|Photo © S.Banos: Grand Canyon circa '89|
Recently (outta desperation), I decided to try my hand at doing a series atop Twin Peaks, San Francisco's scenic vista viewpoint. It's a tourist hotspot with a steady stream of visitors checking out the skyline et al, and since everybody's there with a camera in hand for a relatively short amount of time before departing to the next tourist hotspot, it's relatively easy to shoot without arising too much suspicion. I had tried it years ago with little success and abandoned the idea since I wasn't quite as desperate for a coupla decent photos; seems the drought here however (at least for me), goes well beyond water. Oh, and one more thing- I have to cycle, not drive, to the top of said peak... doable yes, but not something one looks forward to.
Two Sundays and one roll later (yeah, that's a lot for me- I shoot 35mm with a large format mind set), I was looking forward to a successful start with several very promising possibilities... that never transpired upon development. Perhaps pushing my well past 50yr old bod all the way up such incredible heights into an oxygen depleted strata of our atmosphere had taken its toll on my mental faculties. All I got for my effort (besides the exercise) was... a roll full of almost(s). So, what went wrong?
The picture above was shot in somewhat similar circumstances, and is one of my all time faves. But it has a few more things going for it. For one, it has those incredibly dramatic clouds that seem to extend into space itself, it also has... a background that envelops the lone subject right into the protruding foreground- and it doesn't get much better than the Grand Canyon. As beautiful, as San Francisco can be, atop its scenic viewpoint, the skyline's way off in the distance, flat as a pancake, and was of no aesthetic consequence whatsoever.

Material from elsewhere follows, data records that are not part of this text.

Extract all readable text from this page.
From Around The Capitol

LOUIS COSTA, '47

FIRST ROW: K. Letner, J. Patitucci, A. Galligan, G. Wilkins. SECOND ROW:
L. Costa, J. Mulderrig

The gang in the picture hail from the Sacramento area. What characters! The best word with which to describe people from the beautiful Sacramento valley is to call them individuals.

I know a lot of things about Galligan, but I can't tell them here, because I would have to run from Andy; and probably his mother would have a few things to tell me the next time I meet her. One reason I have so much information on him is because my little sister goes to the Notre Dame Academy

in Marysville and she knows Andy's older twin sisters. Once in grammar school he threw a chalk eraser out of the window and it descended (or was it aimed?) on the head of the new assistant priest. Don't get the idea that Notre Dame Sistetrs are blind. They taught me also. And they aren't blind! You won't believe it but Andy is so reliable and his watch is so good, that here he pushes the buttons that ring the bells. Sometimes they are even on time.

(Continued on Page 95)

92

And that was what was most missing in my photos- a background to play the groupings of tourists against and make for a successful composition. Without a backdrop to add a layer of contrast and interest, the weight fell entirely on the tourists in the foreground. They did their job alright, but the supporting cast didn't show; they couldn't pass the ball, and I couldn't make the hoop (hey, it's playoff season). Perhaps that was why I had very consciously, and uncharacteristically, become very aware of the color of people's clothing while shooting- my unconscious was signalling that there just wasn't enough there (no, not oxygen depletion- stimulus deprivation)! I would need the composition to focus completely on the form and actions of the main subjects- and the two instances where that almost manifested imploded when others walked into the frame just as I was about to release. I'll probably make it up there once more before summer's out (again, outta sheer desperation), not to do an essay- that's definitely not gonna fly. But I gotta (gotta) get at least one shot out of it... maybe.